Based on my understanding (and any mistakes are mine, not his) of Rabbi
EMTeitz's explanation of m'chiras chomeitz (REMT being my Rav), the
m'chira was instituted for the sake of those who earned their livelihood
from chomaitz (e.g. bakers or brewers) and could very well have put
themselves out of business destroying their stock of chomaitz before
Pessach.  From this we can see that

(1) it was meant to deal with actual (and significant amounts of)
chomaitz; and

(2) it wasn't meant for the average Jew, who wouldn't incur a significant
monetary loss by destroying or otherwise eliminating any chomaitz he
owned; but nevertheless

(3) it came eventually to be used for and by all Jews.
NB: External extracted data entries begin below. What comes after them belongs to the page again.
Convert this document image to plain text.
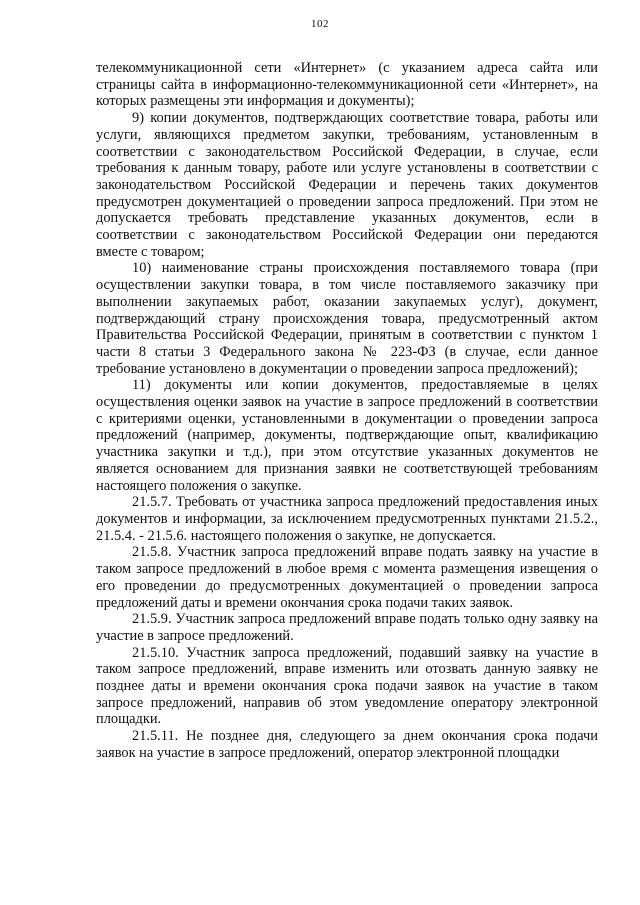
102

телекоммуникационной сети «Интернет» (с указанием адреса сайта или страницы сайта в информационно-телекоммуникационной сети «Интернет», на которых размещены эти информация и документы);

9) копии документов, подтверждающих соответствие товара, работы или услуги, являющихся предметом закупки, требованиям, установленным в соответствии с законодательством Российской Федерации, в случае, если требования к данным товару, работе или услуге установлены в соответствии с законодательством Российской Федерации и перечень таких документов предусмотрен документацией о проведении запроса предложений. При этом не допускается требовать представление указанных документов, если в соответствии с законодательством Российской Федерации они передаются вместе с товаром;

10) наименование страны происхождения поставляемого товара (при осуществлении закупки товара, в том числе поставляемого заказчику при выполнении закупаемых работ, оказании закупаемых услуг), документ, подтверждающий страну происхождения товара, предусмотренный актом Правительства Российской Федерации, принятым в соответствии с пунктом 1 части 8 статьи 3 Федерального закона № 223-ФЗ (в случае, если данное требование установлено в документации о проведении запроса предложений);

11) документы или копии документов, предоставляемые в целях осуществления оценки заявок на участие в запросе предложений в соответствии с критериями оценки, установленными в документации о проведении запроса предложений (например, документы, подтверждающие опыт, квалификацию участника закупки и т.д.), при этом отсутствие указанных документов не является основанием для признания заявки не соответствующей требованиям настоящего положения о закупке.

21.5.7. Требовать от участника запроса предложений предоставления иных документов и информации, за исключением предусмотренных пунктами 21.5.2., 21.5.4. - 21.5.6. настоящего положения о закупке, не допускается.

21.5.8. Участник запроса предложений вправе подать заявку на участие в таком запросе предложений в любое время с момента размещения извещения о его проведении до предусмотренных документацией о проведении запроса предложений даты и времени окончания срока подачи таких заявок.

21.5.9. Участник запроса предложений вправе подать только одну заявку на участие в запросе предложений.

21.5.10. Участник запроса предложений, подавший заявку на участие в таком запросе предложений, вправе изменить или отозвать данную заявку не позднее даты и времени окончания срока подачи заявок на участие в таком запросе предложений, направив об этом уведомление оператору электронной площадки.

21.5.11. Не позднее дня, следующего за днем окончания срока подачи заявок на участие в запросе предложений, оператор электронной площадки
Accordingly, some people choose not to utilize the m'chiras-chomaitz
procedure (see http://www.star-k.org/kashrus/kk-passover-purcpesach.htm,
last stanza), not because they consider it a false sale or worry that
the buyer actually is Jewish, but rather because it's a recent
innovation (and _not_ the m'chira mentioned by the Mishna in P'sachim
2:1, which can be done by any Jew at any time before Pessach) originally
meant to alleviate hefsed m'rubah [great monetary loss/loss of parnasah]
and not to become another acceptable method for eliminating chomaitz
from one's possession.

All the best from
Michael Poppers * Elizabeth, NJ


From: Anonymous
Date: Fri, 9 May 2003 07:46:07 EDT
Subject: Re: Sfira Beard on TV

      From: Batya Medad <ybmedad@...>

      I address this to those who go by the psak that it's permitted to
      shave during sfira, because it's not acceptable to be seen "like
      that" in public.  Please note--this is a sports game, not the
      weekly parshat shavua program.  Israeli tv is generally on such a
      low moral and religious level that there isn't a local show I
      would watch.  The announcer's kippah is a light color and is easy
      to notice on his head.  "Kol hakavod lo."  He's not trying to
      blend into the crowd.

As someone who grows a sfira beard and did NOT shave it off yesterday
for a job interview (I need my potential new manager to know me for who
I am -- as regards to travel on Friday's, business meals, etc.)  I,
nonetheless, would hesitate to impune any psak that allows someone to
shave given that it might impact their parnoseh (livelyhood / income.)
"Jewish Pride" does not fully enter into the halachic equation.